Members of minority populations face formidable barriers when accessing health information, health care and social services. Some of these barriers include language and literacy, cultural differences, transportation issues, financial barriers, and lack of insurance. These factors, among others, contribute to the lack of accurate knowledge about HIV and how to prevent it and may delay individuals from reaching a diagnosis or receiving treatment.7
Community Health Workers (CHWs) are particularly well-suited to help individuals overcome these barriers through culturally competent health education, increased linkages to health care and social services, and successful community mobilization. With adequate training and support, CHWs can provide prevention education on HIV and AIDS and related illnesses, while helping to reduce the stereotypes and stigmas that result from misinformation. The tremendous stigma surrounding HIV and AIDS often leads to reluctance to seek testing or to talk with a health care provider, especially among communities of color.8 CHWs can overcome this barrier by bringing the information directly to their communities.

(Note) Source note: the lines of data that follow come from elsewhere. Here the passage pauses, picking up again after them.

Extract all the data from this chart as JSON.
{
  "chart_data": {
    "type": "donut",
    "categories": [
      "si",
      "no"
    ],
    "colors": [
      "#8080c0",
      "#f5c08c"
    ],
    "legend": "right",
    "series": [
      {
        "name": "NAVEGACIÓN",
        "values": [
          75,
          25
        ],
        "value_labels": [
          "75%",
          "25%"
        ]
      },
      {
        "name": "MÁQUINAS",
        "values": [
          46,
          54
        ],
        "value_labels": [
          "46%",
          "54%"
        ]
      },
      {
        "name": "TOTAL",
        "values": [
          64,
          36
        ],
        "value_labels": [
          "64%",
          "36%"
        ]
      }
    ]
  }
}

There is evidence demonstrating the success of CHW-led HIV prevention programs targeting Latino communities throughout the US. A recent intervention led by either HIV-positive or HIV-affected CHWs in three southwestern communities sought to decrease stigma surrounding HIV and increase knowledge on HIV and perception of risk. Results of the intervention found that stigma decreased and knowledge increased among the 579 underserved Latino adults impacted by the intervention.10 This further proves that when combined with the treatment and care of an HIV care team, CHW-led outreach activities, education, and community-level support are a powerful strategy for preventing HIV.